Blame inertia, or stupidity. On Dec. 29, 2016, I boasted: “I am abandoning Yahoo and its photo-sharing site, for many of the reasons stated seven months ago. My Flickr Pro account expires in September, and I will cancel a few weeks earlier to prevent auto-renewal. In the meantime, I consider my Flickr officially closed, and I will no longer use it”. Ah, yeah, that didn’t happen.

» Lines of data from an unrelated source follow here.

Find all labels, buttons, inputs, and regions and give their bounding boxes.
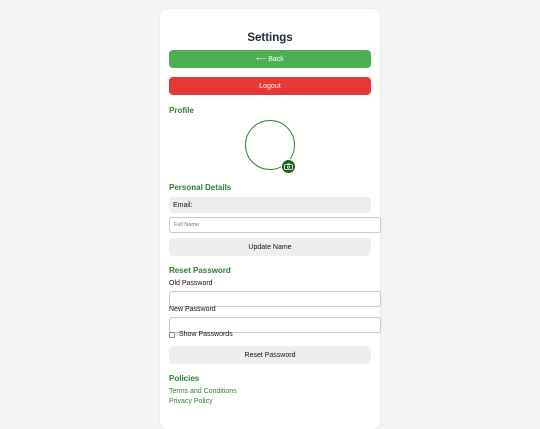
page-title: Settings: [247, 32, 293, 44]
old-password-label: Old Password: [169, 280, 213, 287]
reset-password-button[interactable]: Reset Password: [169, 346, 371, 364]
back-button[interactable]: ⟵ Back: [169, 50, 371, 68]
new-password-label: New Password: [169, 306, 216, 313]
show-passwords-checkbox[interactable]: [169, 331, 175, 338]
personal-details-heading: Personal Details: [169, 183, 232, 192]
logout-button[interactable]: Logout: [169, 77, 371, 95]
profile-heading: Profile: [169, 106, 194, 115]
privacy-link[interactable]: Privacy Policy: [169, 398, 213, 405]
full-name-input[interactable]: [169, 217, 381, 233]
email-display: Email:: [169, 197, 371, 213]
old-password-input[interactable]: [169, 291, 381, 307]
update-name-button[interactable]: Update Name: [169, 238, 371, 256]
email-label: Email:: [173, 201, 193, 209]
show-passwords-label: Show Passwords: [179, 331, 233, 338]
settings-card: Settings ⟵ Back Logout Profile Personal …: [160, 9, 381, 429]
show-passwords-row[interactable]: Show Passwords: [169, 331, 233, 338]
policies-heading: Policies: [169, 374, 200, 383]
camera-icon: [284, 163, 293, 170]
reset-password-heading: Reset Password: [169, 266, 231, 275]
terms-link[interactable]: Terms and Conditions: [169, 388, 237, 395]
avatar-edit-button[interactable]: [281, 159, 296, 174]
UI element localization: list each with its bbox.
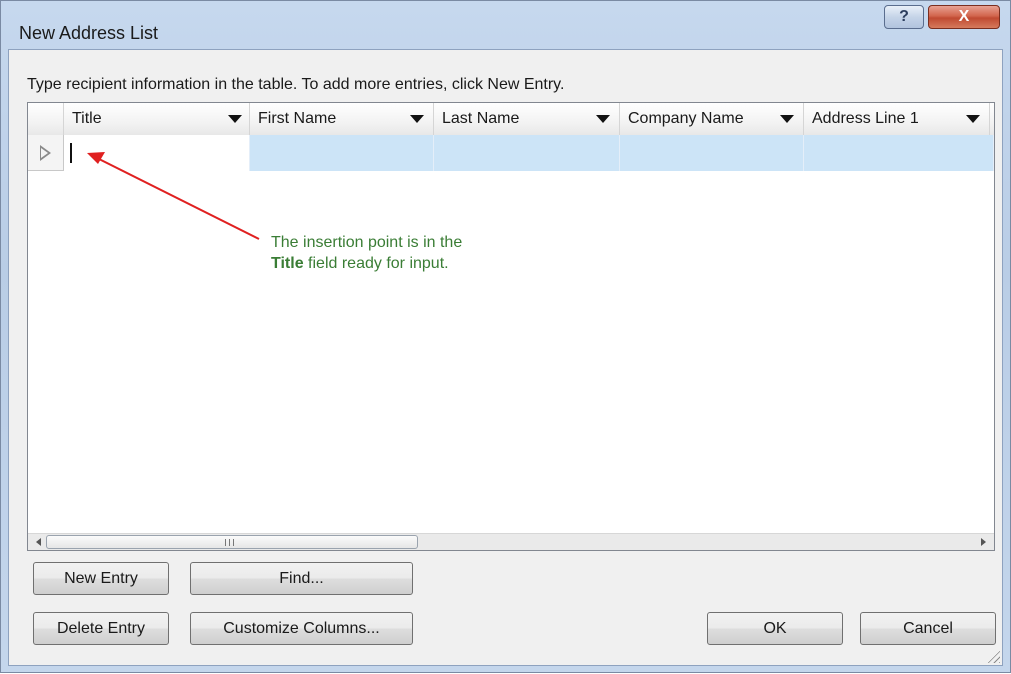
help-button[interactable]: ? [884,5,924,29]
cell-title[interactable] [64,135,250,171]
dialog-body: Type recipient information in the table.… [8,49,1003,666]
cell-last-name[interactable] [434,135,620,171]
delete-entry-button[interactable]: Delete Entry [33,612,169,645]
close-icon: X [958,8,970,25]
annotation-line-2: Title field ready for input. [271,253,462,274]
dropdown-arrow-icon[interactable] [780,115,794,123]
cell-address-line-1[interactable] [804,135,994,171]
cancel-button[interactable]: Cancel [860,612,996,645]
row-selector[interactable] [28,135,64,171]
annotation-callout: The insertion point is in the Title fiel… [271,232,462,274]
scroll-left-icon[interactable] [36,538,41,546]
resize-grip-icon[interactable] [986,649,1000,663]
column-header-label: Company Name [628,110,744,127]
table-header: Title First Name Last Name Company Name … [28,103,994,136]
dropdown-arrow-icon[interactable] [596,115,610,123]
horizontal-scrollbar[interactable] [28,533,994,550]
row-header-corner [28,103,64,135]
annotation-line-2-rest: field ready for input. [303,255,449,272]
column-header-title[interactable]: Title [64,103,250,135]
column-header-company-name[interactable]: Company Name [620,103,804,135]
column-header-label: Title [72,110,102,127]
title-bar[interactable]: New Address List ? X [1,1,1010,49]
insertion-point [70,143,72,163]
column-header-label: First Name [258,110,337,127]
thumb-grip-icon [225,539,237,546]
customize-columns-button[interactable]: Customize Columns... [190,612,413,645]
annotation-bold-word: Title [271,255,304,272]
column-header-last-name[interactable]: Last Name [434,103,620,135]
dropdown-arrow-icon[interactable] [410,115,424,123]
annotation-line-1: The insertion point is in the [271,234,463,251]
find-button[interactable]: Find... [190,562,413,595]
cell-company-name[interactable] [620,135,804,171]
column-header-address-line-1[interactable]: Address Line 1 [804,103,990,135]
cell-first-name[interactable] [250,135,434,171]
new-entry-button[interactable]: New Entry [33,562,169,595]
close-button[interactable]: X [928,5,1000,29]
table-row[interactable] [28,135,994,171]
column-header-label: Last Name [442,110,520,127]
new-address-list-dialog: New Address List ? X Type recipient info… [0,0,1011,673]
dialog-title: New Address List [19,23,159,43]
dropdown-arrow-icon[interactable] [966,115,980,123]
scrollbar-thumb[interactable] [46,535,418,549]
column-header-first-name[interactable]: First Name [250,103,434,135]
address-table[interactable]: Title First Name Last Name Company Name … [27,102,995,551]
dropdown-arrow-icon[interactable] [228,115,242,123]
ok-button[interactable]: OK [707,612,843,645]
scroll-right-icon[interactable] [981,538,986,546]
column-header-label: Address Line 1 [812,110,919,127]
help-icon: ? [899,8,909,25]
instruction-text: Type recipient information in the table.… [27,76,565,93]
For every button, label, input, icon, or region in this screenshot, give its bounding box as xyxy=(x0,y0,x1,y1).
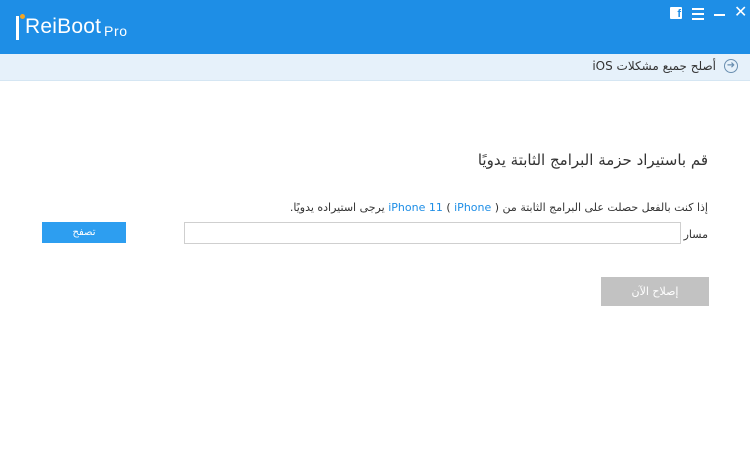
arrow-right-icon[interactable]: ➜ xyxy=(724,59,738,73)
breadcrumb: أصلح جميع مشكلات iOS ➜ xyxy=(0,54,750,81)
app-edition: Pro xyxy=(104,23,128,39)
browse-button[interactable]: تصفح xyxy=(42,222,126,243)
page-title: قم باستيراد حزمة البرامج الثابتة يدويًا xyxy=(477,151,708,169)
breadcrumb-label: أصلح جميع مشكلات iOS xyxy=(592,59,716,73)
fix-now-button[interactable]: إصلاح الآن xyxy=(601,277,709,306)
title-bar: ReiBoot Pro f ✕ xyxy=(0,0,750,54)
model-link: iPhone 11 xyxy=(388,201,443,214)
facebook-icon[interactable]: f xyxy=(670,7,682,20)
device-link: iPhone xyxy=(454,201,492,214)
path-input[interactable] xyxy=(184,222,681,244)
path-label: مسار xyxy=(683,228,708,241)
app-name: ReiBoot xyxy=(25,15,102,38)
close-icon[interactable]: ✕ xyxy=(734,5,747,21)
firmware-hint: إذا كنت بالفعل حصلت على البرامج الثابتة … xyxy=(289,201,708,214)
menu-icon[interactable] xyxy=(692,7,704,21)
minimize-icon[interactable] xyxy=(714,7,725,21)
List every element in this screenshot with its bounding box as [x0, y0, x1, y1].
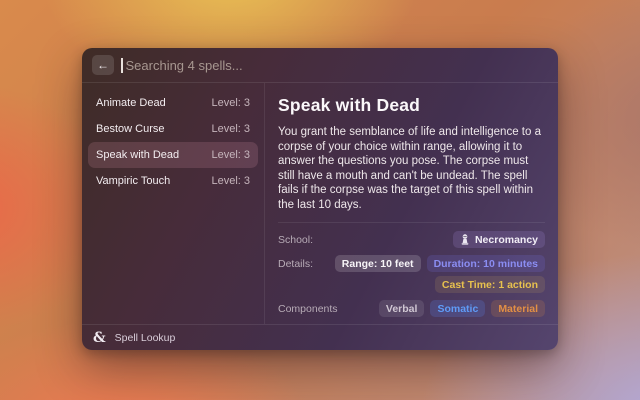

In preparation for my Flickr finale, back in July, I blocked the service from using my PayPal to auto-renew. Twenty-four days ago, I unsurprisingly received email that payment processing failed. Second-thoughts overwhelmed. While Yahoo is a mess, Verizon has since taken ownership—and my family now uses Red’s cellular service. There’s synergy there. Besides, my low-cost renewal remained in place: $44.95 for another two years. The standard service fee is $5.95 per month, or $49.95 yearly. Smitten with angst, I paid up.
Looking back at email receipts, I first became a Flickr Pro subscriber in May 2006 for $24.95 annually. Yahoo essentially froze that price for long-timers when bringing back the Pro option during summer 2015.
My renewal bucks online photo social sharing trends. Flickr can’t be as popular as it once was—and there was a time when the site boasted strong, connected community. Facebook-aquired Instagram eclipses its old-timer rival, claiming that in August 2017 the number of daily users topped one-half billion; 800 million monthly. Alexa Internet puts the photo-sharer’s global web-ranking at 17. Flickr: 327.
Instagram is either too infantile or overly-commercialized, depending on my mood of the day—and either should be your realization, too. The photo-sharing service is popular and social, but I never got into the habit because my phone—and requirement to post via mobile app—is not my primary camera. Then there are Instagram’s inglorious days where all posted photos were square. You do realize there’s a metaphor, right? That the seemingly hip and trendy photo-sharer really is a square.
Other meaningful alternatives are SmugMug and 500px, which I subscribed before this year’s price increase, snatching the included 12-months of free Adobe subscription for Lightroom and Photoshop. I haven’t updated SmugMug in years. I don’t post to 500px at all; the subscription is a placeholder for possible future use, but benefit is the net financial gain accessing Adobe software.
This month marks my twelfth year anniversary as a Flickr subscriber, and I may soon begin posting after a long hiatus. If so, I will start with an expanded selection of felines from my “Cats of University Heights” series.
You tell me—am I a Flickr fool for renewing?